Kelly guessed it didn't really matter what had happened. Though the Guard were completely out of it, the Doctrinaire still held a gun and she and her companions were still bound.

"Astanger! Report!" Shrad kept screaming into his communicator.

Any minute now, that would change. Either this Astanger would report or he wouldn't. Afterward, Doctrinaire Shrad would return his attention to his prisoners and, strouds no longer being an option, he would probably settle the matter with his gun. Kelly knew him. He represented everything she hated about the system she had tried to escape. He was also the one who had led them into the fight against the Grazen in which many of her friends had died, quite often as a result of his incompetence. She strained at her cuffs, but they were still hardened steel and unbreakable. Maybe if she could get to her feet, she could kick the weapon out of his hand. Maybe the others…

She turned and looked at the other five. Elizabeth was down on her side, her head in her father's lap. Slome looked ill, and anyway, he was old and fat and would probably be no help. That left Traviss and Longshank. Both of them were focused on the Doctrinaire. Kelly caught their attention and nodded her head toward Shrad. Longshank, who was closest, began to ease a leg forward, ready to hurl himself at the man. The sidearm abruptly whipped around, the barrel aimed straight at Longshank's forehead.

"I don't think so," said Shrad. He lowered his communicator and clipped it back on his belt. Kelly felt herself deflate.

Shrad continued. "Obviously the
Lenin
has encountered some difficulties."

The man looks crazy
, thought Kelly.
No telling what he might do now
.

"But difficulties aside, you are all still criminals and betrayers of the Collective. Unfortunately, it seems that the strouds no longer function correctly." Shrad gazed around at the Guard. Not one of them remained standing. Some were sitting, some sprawled and unmoving, some kneeling with their foreheads against the carpet. "No matter-this is easily settled." He focused his attention back on Longshank. "For your crimes against the collective will, Daniel Longshank, I now execute sentence on you."

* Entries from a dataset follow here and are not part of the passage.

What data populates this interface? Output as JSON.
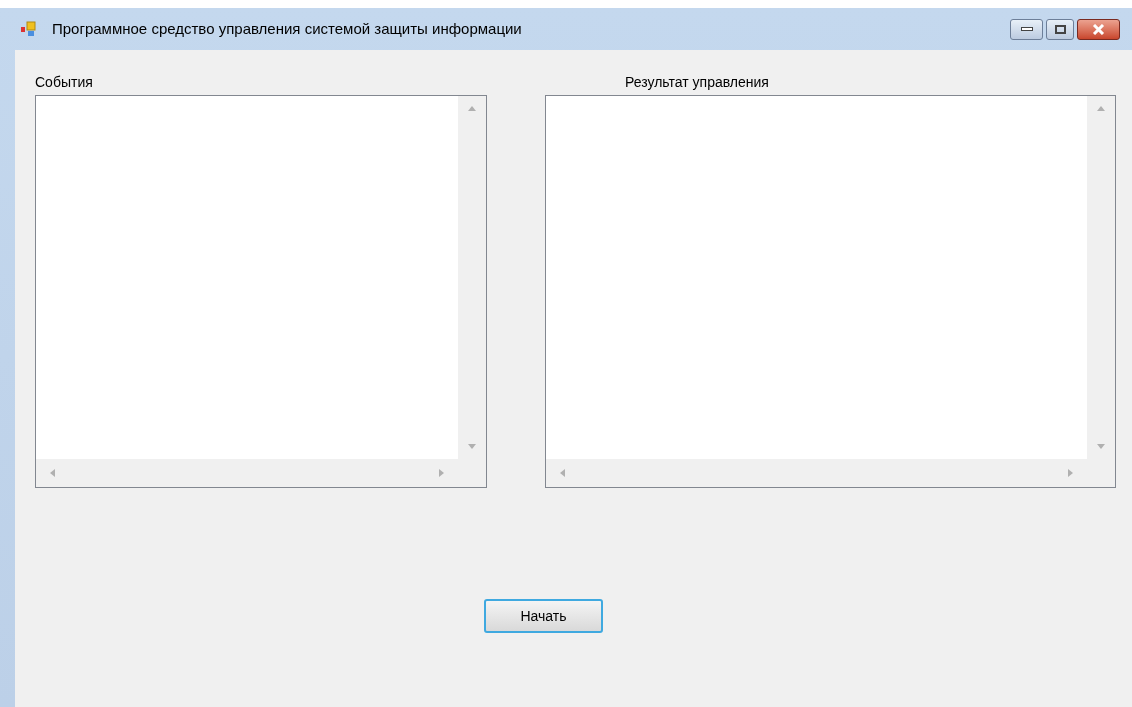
{
  "window": {
    "title": "Программное средство управления системой защиты информации"
  },
  "panels": [
    {
      "label": "События"
    },
    {
      "label": "Результат управления"
    }
  ],
  "button": {
    "label": "Начать"
  }
}
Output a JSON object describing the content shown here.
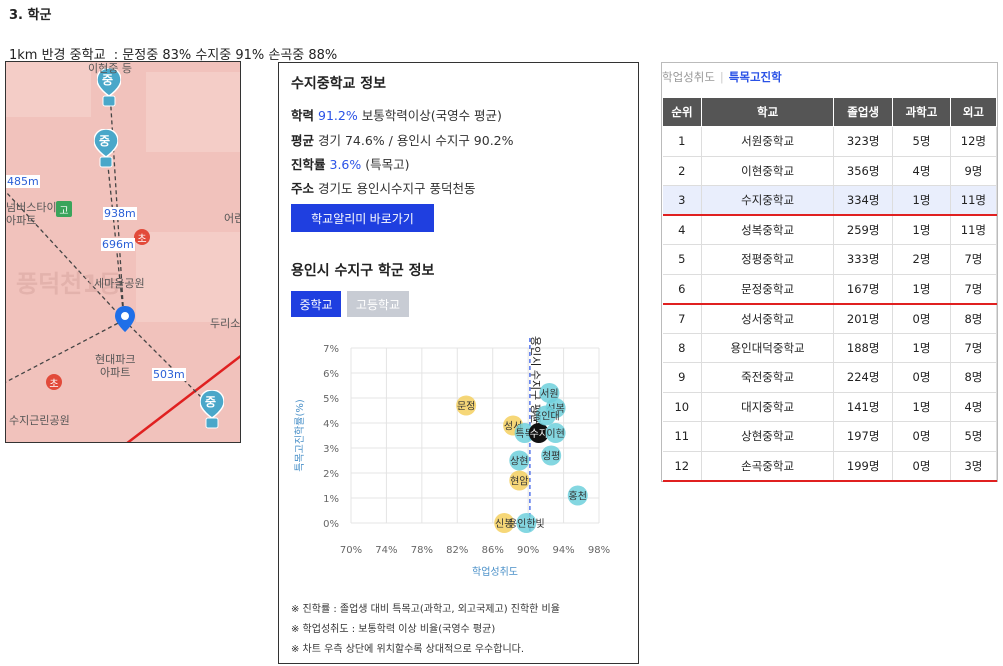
{
  "section_title": "3. 학군",
  "radius_summary": "1km 반경 중학교  : 문정중 83% 수지중 91% 손곡중 88%",
  "map": {
    "distances": [
      "485m",
      "938m",
      "696m",
      "503m"
    ],
    "labels": [
      "이현중 등",
      "아파트",
      "세마을공원",
      "풍덕천1동",
      "두리소",
      "현대파크",
      "아파트",
      "수지근린공원",
      "어린",
      "수지근린",
      "넘버스타이"
    ],
    "pin_labels": [
      "중",
      "중",
      "중"
    ],
    "badges": [
      "고",
      "초",
      "초"
    ],
    "icons": [
      "school-pin-icon",
      "location-pin-icon"
    ],
    "colors": {
      "area": "#f1c2bc",
      "road": "#e02020",
      "pin": "#4aa7c9",
      "location": "#1f6fe8"
    }
  },
  "school_info": {
    "title": "수지중학교 정보",
    "academic_label": "학력",
    "academic_value": "91.2%",
    "academic_note": "보통학력이상(국영수 평균)",
    "avg_label": "평균",
    "avg_value": "경기 74.6% / 용인시 수지구 90.2%",
    "advance_label": "진학률",
    "advance_value": "3.6%",
    "advance_note": "(특목고)",
    "address_label": "주소",
    "address_value": "경기도 용인시수지구 풍덕천동",
    "button": "학교알리미 바로가기"
  },
  "district": {
    "title": "용인시 수지구 학군 정보",
    "tabs": [
      "중학교",
      "고등학교"
    ],
    "active_tab": "중학교"
  },
  "chart_data": {
    "type": "scatter",
    "xlabel": "학업성취도",
    "ylabel": "특목고진학률(%)",
    "x_ticks": [
      "70%",
      "74%",
      "78%",
      "82%",
      "86%",
      "90%",
      "94%",
      "98%"
    ],
    "y_ticks": [
      "0%",
      "1%",
      "2%",
      "3%",
      "4%",
      "5%",
      "6%",
      "7%"
    ],
    "xlim": [
      70,
      98
    ],
    "ylim": [
      0,
      7
    ],
    "ref_line_label": "용인시 수지구 평균",
    "ref_line_x": 90.2,
    "points": [
      {
        "name": "문정",
        "x": 83.0,
        "y": 4.7,
        "color": "#f5d060"
      },
      {
        "name": "성서",
        "x": 88.3,
        "y": 3.9,
        "color": "#f5d060"
      },
      {
        "name": "현암",
        "x": 89.0,
        "y": 1.7,
        "color": "#f5d060"
      },
      {
        "name": "신봉",
        "x": 87.3,
        "y": 0.0,
        "color": "#f5d060"
      },
      {
        "name": "특목",
        "x": 89.6,
        "y": 3.6,
        "color": "#6fd0dc"
      },
      {
        "name": "수지",
        "x": 91.2,
        "y": 3.6,
        "color": "#111111"
      },
      {
        "name": "서원",
        "x": 92.4,
        "y": 5.2,
        "color": "#6fd0dc"
      },
      {
        "name": "성복",
        "x": 93.1,
        "y": 4.6,
        "color": "#6fd0dc"
      },
      {
        "name": "용인대",
        "x": 92.0,
        "y": 4.3,
        "color": "#6fd0dc"
      },
      {
        "name": "이현",
        "x": 93.1,
        "y": 3.6,
        "color": "#6fd0dc"
      },
      {
        "name": "청평",
        "x": 92.6,
        "y": 2.7,
        "color": "#6fd0dc"
      },
      {
        "name": "상현",
        "x": 89.0,
        "y": 2.5,
        "color": "#6fd0dc"
      },
      {
        "name": "홍천",
        "x": 95.6,
        "y": 1.1,
        "color": "#6fd0dc"
      },
      {
        "name": "용인한빛",
        "x": 89.8,
        "y": 0.0,
        "color": "#6fd0dc"
      }
    ]
  },
  "notes": [
    "※ 진학률 : 졸업생 대비 특목고(과학고, 외고국제고) 진학한 비율",
    "※ 학업성취도 : 보통학력 이상 비율(국영수 평균)",
    "※ 차트 우측 상단에 위치할수록 상대적으로 우수합니다."
  ],
  "ranking": {
    "tabs": [
      "학업성취도",
      "특목고진학"
    ],
    "active_tab": "특목고진학",
    "headers": [
      "순위",
      "학교",
      "졸업생",
      "과학고",
      "외고"
    ],
    "rows": [
      [
        "1",
        "서원중학교",
        "323명",
        "5명",
        "12명"
      ],
      [
        "2",
        "이현중학교",
        "356명",
        "4명",
        "9명"
      ],
      [
        "3",
        "수지중학교",
        "334명",
        "1명",
        "11명"
      ],
      [
        "4",
        "성복중학교",
        "259명",
        "1명",
        "11명"
      ],
      [
        "5",
        "정평중학교",
        "333명",
        "2명",
        "7명"
      ],
      [
        "6",
        "문정중학교",
        "167명",
        "1명",
        "7명"
      ],
      [
        "7",
        "성서중학교",
        "201명",
        "0명",
        "8명"
      ],
      [
        "8",
        "용인대덕중학교",
        "188명",
        "1명",
        "7명"
      ],
      [
        "9",
        "죽전중학교",
        "224명",
        "0명",
        "8명"
      ],
      [
        "10",
        "대지중학교",
        "141명",
        "1명",
        "4명"
      ],
      [
        "11",
        "상현중학교",
        "197명",
        "0명",
        "5명"
      ],
      [
        "12",
        "손곡중학교",
        "199명",
        "0명",
        "3명"
      ]
    ],
    "highlight_row": 2,
    "cut_rows": [
      2,
      5,
      11
    ]
  }
}
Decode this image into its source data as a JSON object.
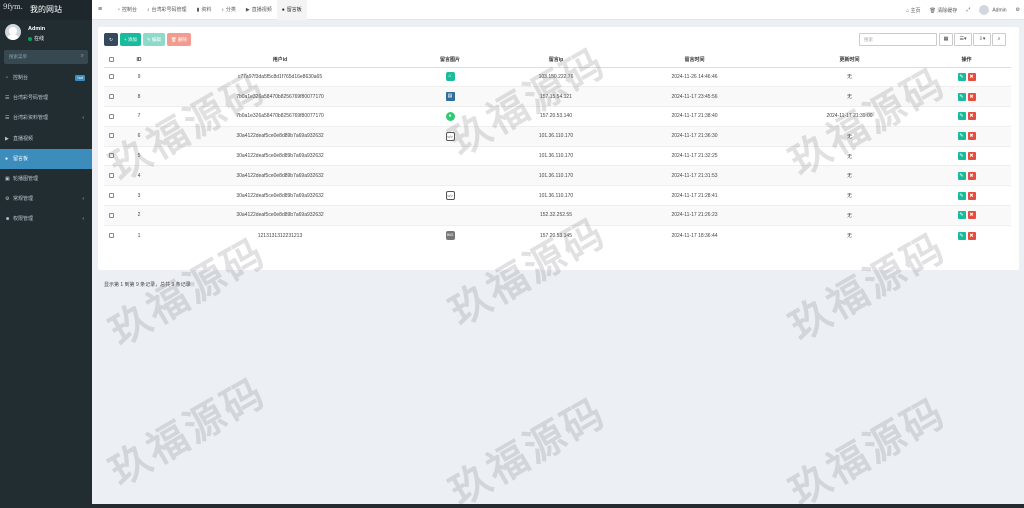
{
  "site_tag": "9fym.",
  "sidebar": {
    "brand": "我的网站",
    "user_name": "Admin",
    "user_status": "在线",
    "search_placeholder": "搜索菜单",
    "items": [
      {
        "label": "控制台",
        "icon": "dashboard-icon",
        "badge": "hot"
      },
      {
        "label": "台湾彩号码管理",
        "icon": "list-icon"
      },
      {
        "label": "台湾彩资料管理",
        "icon": "list-icon",
        "caret": "‹"
      },
      {
        "label": "直播视频",
        "icon": "video-icon"
      },
      {
        "label": "留言板",
        "icon": "comment-icon",
        "active": true
      },
      {
        "label": "轮播图管理",
        "icon": "image-icon"
      },
      {
        "label": "常规管理",
        "icon": "cogs-icon",
        "caret": "‹"
      },
      {
        "label": "权限管理",
        "icon": "group-icon",
        "caret": "‹"
      }
    ]
  },
  "topbar": {
    "tabs": [
      {
        "label": "控制台",
        "icon": "dashboard-icon"
      },
      {
        "label": "台湾彩号码管理",
        "icon": "bell-icon"
      },
      {
        "label": "资料",
        "icon": "bookmark-icon"
      },
      {
        "label": "分类",
        "icon": "bell-icon"
      },
      {
        "label": "直播视频",
        "icon": "video-icon"
      },
      {
        "label": "留言板",
        "icon": "comment-icon",
        "active": true
      }
    ],
    "home": "主页",
    "clear_cache": "清除缓存",
    "admin": "Admin"
  },
  "toolbar": {
    "add": "添加",
    "edit": "编辑",
    "delete": "删除",
    "search_placeholder": "搜索"
  },
  "table": {
    "headers": [
      "ID",
      "用户id",
      "留言图片",
      "留言ip",
      "留言时间",
      "更新时间",
      "操作"
    ],
    "rows": [
      {
        "id": "9",
        "uid": "c77a97f3da5f5c8d1f765d16e8630a65",
        "img": "teal",
        "ip": "103.150.222.76",
        "time": "2024-11-26 14:46:46",
        "updated": "无"
      },
      {
        "id": "8",
        "uid": "7b0a1e326a58470b8256769f80077170",
        "img": "blue",
        "ip": "157.15.54.121",
        "time": "2024-11-17 23:45:56",
        "updated": "无"
      },
      {
        "id": "7",
        "uid": "7b0a1e326a58470b8256769f80077170",
        "img": "green",
        "ip": "157.20.53.140",
        "time": "2024-11-17 21:38:40",
        "updated": "2024-11-17 21:39:00"
      },
      {
        "id": "6",
        "uid": "30a4122deaf5ce0e8d89b7a69a932632",
        "img": "code",
        "ip": "101.36.110.170",
        "time": "2024-11-17 21:36:30",
        "updated": "无"
      },
      {
        "id": "5",
        "uid": "30a4122deaf5ce0e8d89b7a69a932632",
        "img": "",
        "ip": "101.36.110.170",
        "time": "2024-11-17 21:32:25",
        "updated": "无"
      },
      {
        "id": "4",
        "uid": "30a4122deaf5ce0e8d89b7a69a932632",
        "img": "",
        "ip": "101.36.110.170",
        "time": "2024-11-17 21:31:53",
        "updated": "无"
      },
      {
        "id": "3",
        "uid": "30a4122deaf5ce0e8d89b7a69a932632",
        "img": "code",
        "ip": "101.36.110.170",
        "time": "2024-11-17 21:28:41",
        "updated": "无"
      },
      {
        "id": "2",
        "uid": "30a4122deaf5ce0e8d89b7a69a932632",
        "img": "",
        "ip": "152.32.252.55",
        "time": "2024-11-17 21:26:23",
        "updated": "无"
      },
      {
        "id": "1",
        "uid": "1213131312231213",
        "img": "gray",
        "ip": "157.20.53.145",
        "time": "2024-11-17 18:36:44",
        "updated": "无"
      }
    ]
  },
  "summary": "显示第 1 到第 9 条记录，总共 9 条记录",
  "watermark": "玖福源码"
}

Shrad pulled the trigger. There came a hollow thunk, and the Doctrinaire looked with puzzlement at his weapon. After a moment, puzzlement turned to shock. He yelled and flung the weapon away. Tracking its course, Kelly saw it bounce on the carpet and begin smoking, then, with a multiple crack, it exploded, flinging fragments in every direction.

Kelly began trying to get to her feet. Then she noticed something: the Guard, those of them that were not obviously dead, were all now standing. She hadn't even seen them move.

"Citizen Guard One!" said Shrad with relief.